Evaluation of Metabolic Defects in Fatty Acid Oxidation Using Peripheral Blood Mononuclear Cells Loaded with Deuterium-Labeled Fatty Acids

Abstract

Because tandem mass spectrometry- (MS/MS-) based newborn screening identifies many suspicious cases of fatty acid oxidation and carnitine cycle disorders, a simple, noninvasive test is required to confirm the diagnosis. We have developed a novel method to evaluate the metabolic defects in peripheral blood mononuclear cells loaded with deuterium-labeled fatty acids directly using the ratios of acylcarnitines determined by flow injection MS/MS. We have identified diagnostic indices for the disorders as follows: decreased ratios of d₂₇-C14-acylcarnitine/d₃₁-C16-acylcarnitine and d₂₃-C12-acylcarnitine/d₃₁-C16-acylcarnitine for carnitine palmitoyltransferase-II (CPT-II) deficiency, decreased ratios of d₂₃-C12-acylcarnitine/d₂₇-C14-acylcarnitine for very long-chain acyl-CoA dehydrogenase (VLCAD) deficiency, and increased ratios of d₂₉-C16-OH-acylcarnitine/d₃₁-C16-acylcarnitine for trifunctional protein (TFP) deficiency, together with increased ratios of d₇-C4-acylcarnitine/d₃₁-C16-acylcarnitine for carnitine palmitoyltransferase-I deficiency. The decreased ratios of d₁-acetylcarnitine/d₃₁-C16-acylcarnitine could be indicative of β-oxidation ability in patients with CPT-II, VLCAD, and TFP deficiencies. Overall, our data showed that the present method was valuable for establishing a rapid diagnosis of fatty acid oxidation disorders and carnitine cycle disorders and for complementing gene analysis because our diagnostic indices may overcome the weaknesses of conventional enzyme activity measurements using fibroblasts or mononuclear cells with assumedly uncertain viability.

Figure 1

Precursor ion mass spectra observed in acylcarnitine analysis by MS/MS. Homogenized PBMCs loaded with d₃₁-hexadecanoic acid were subjected to acylcarnitine analysis. (a) Healthy control, (b) CPT-II deficiency, and (c) VLCAD deficiency. ^∗Stable isotope-labeled acylcarnitines as internal standards.

Figure 2

Comparison of diagnostic ratios between healthy controls and patients with CPT-II deficiency, VLCAD deficiency, and TFP deficiency. (a) d₂₇-C14/d₃₁C16, (b) d₂₃-C12/d₂₇-C14, and (c) d₂₃-C12/d₃₁-C16. ^∗ p < 0.001, significant difference between the control and each disorder.
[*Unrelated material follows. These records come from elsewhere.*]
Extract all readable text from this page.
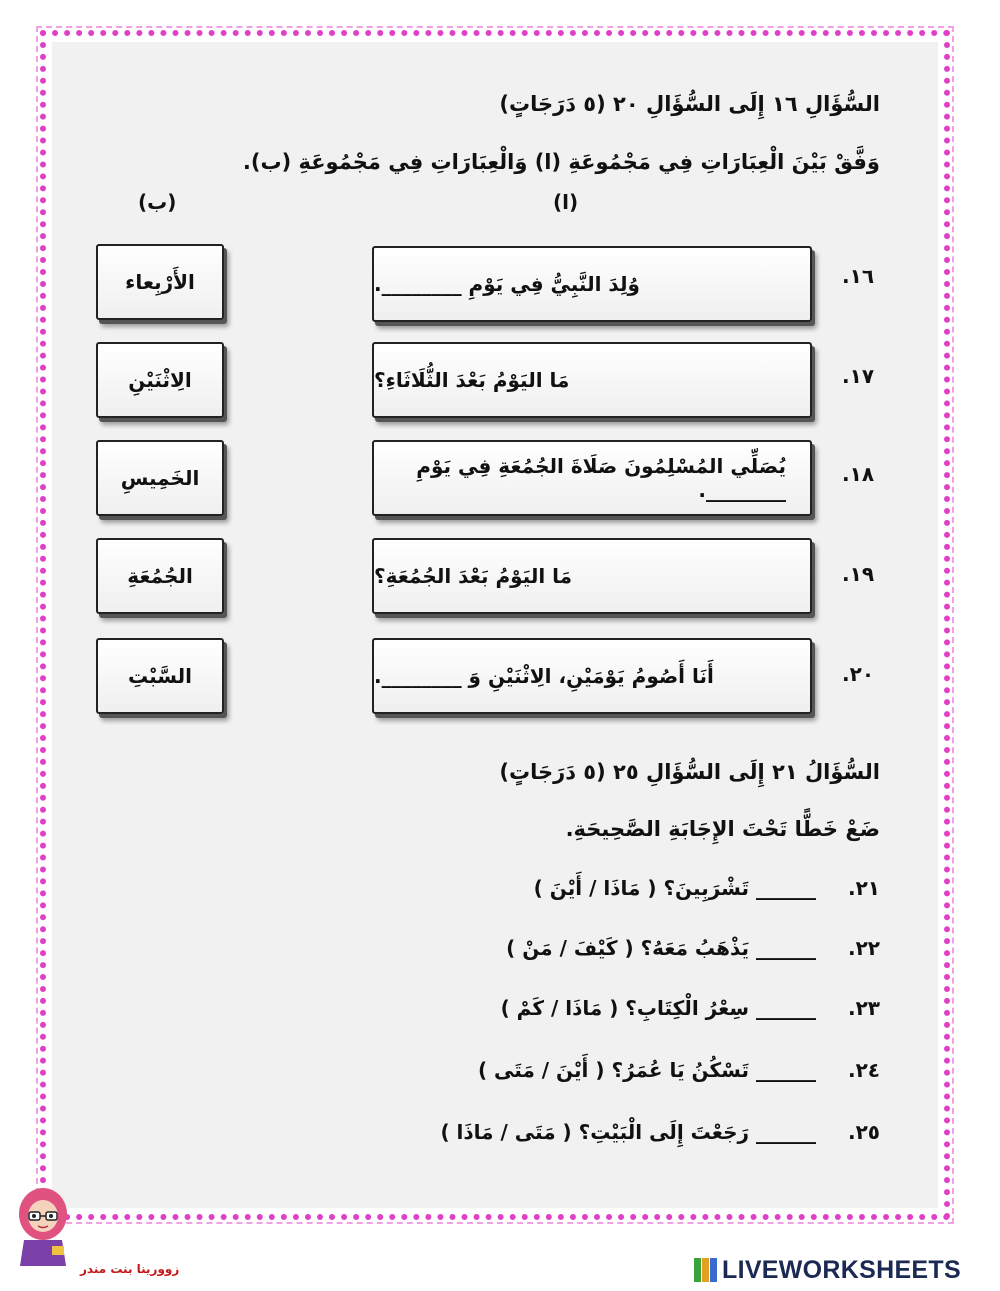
السُّؤَالِ ١٦ إِلَى السُّؤَالِ ٢٠ (٥ دَرَجَاتٍ)
وَفَّقْ بَيْنَ الْعِبَارَاتِ فِي مَجْمُوعَةِ (ا) وَالْعِبَارَاتِ فِي مَجْمُوعَةِ (ب).
(ب)	(ا)
١٦.
وُلِدَ النَّبِيُّ فِي يَوْمِ ________.
١٧.
مَا اليَوْمُ بَعْدَ الثُّلَاثَاءِ؟
١٨.
يُصَلِّي المُسْلِمُونَ صَلَاةَ الجُمُعَةِ فِي يَوْمِ ________.
١٩.
مَا اليَوْمُ بَعْدَ الجُمُعَةِ؟
٢٠.
أَنَا أَصُومُ يَوْمَيْنِ، الِاثْنَيْنِ وَ ________.
الأَرْبِعاء
الِاثْنَيْنِ
الخَمِيسِ
الجُمُعَةِ
السَّبْتِ
السُّؤَالُ ٢١ إِلَى السُّؤَالِ ٢٥ (٥ دَرَجَاتٍ)
ضَعْ خَطًّا تَحْتَ الإِجَابَةِ الصَّحِيحَةِ.
٢١.
______ تَشْرَبِينَ؟ ( مَاذَا / أَيْنَ )
٢٢.
______ يَذْهَبُ مَعَهُ؟ ( كَيْفَ / مَنْ )
٢٣.
______ سِعْرُ الْكِتَابِ؟ ( مَاذَا / كَمْ )
٢٤.
______ تَسْكُنُ يَا عُمَرُ؟ ( أَيْنَ / مَتَى )
٢٥.
______ رَجَعْتَ إِلَى الْبَيْتِ؟ ( مَتَى / مَاذَا )
زوورينا بنت مندر	LIVEWORKSHEETS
The horizontal lines in controls represent the medians and interquartile ranges (25th–75th percentile).

Figure 3

Comparison of diagnostic ratios of d₂₉-C16-OH/d₃₁-C16 between healthy controls and patients with CPT-II deficiency, VLCAD deficiency, and TFP deficiency. ^∗ p < 0.001, significant difference between control and TFP deficiency. The horizontal lines in controls represent the medians and interquartile ranges (25th–75th percentile).

Figure 4

Comparison of diagnostic ratios and indexes between controls and patients with CPT-I deficiency. (a) d₇-C4/d₃₁-C16 after loading of d₃₁-hexadecanoic acid alone (p = 0.38). (b) d₇-C4/d₃₁-C16 after loading of d₁₅-octanoic acid and d₃₁-hexadecanoic acid (^∗ p = 0.012). (c) The adjusted ratio of d₇-C4/d₃₁-C16, corresponding to (b)/(a) (^∗ p = 0.012).

Figure 5

Comparison of the β-oxidation ability index (the ratios of d₁-C2/d₃₁-C16) between healthy controls and CPT-II deficiency, VLCAD deficiency, and TFP deficiency. ^∗ p < 0.001, significant difference between the control and each disorder. The horizontal lines in controls represent the medians and interquartile ranges (25th–75th percentile).

Figure 6

Correlation between the ratios of d₁-C2/d₃₁-C16 and the diagnostic ratios. Correlations between d₁-C₂/d₃₁-C16 and d₂₇-C14/d₃₁-C16 (a) and between d₁-C₂/d₃₁-C16 and d₂₃-C12/d₃₁-C16 (b) in CPT-II deficiency. Correlations between d₁-C2/d₃₁-C16 and d₂₇-C14/d₃₁-C16 (c) and between d₁-C2/d₃₁-C16 and d₂₃-C12/d₂₇-C14 (d) in VLCAD deficiency. The Spearman's rank correlation coefficient ρ and p values are indicated.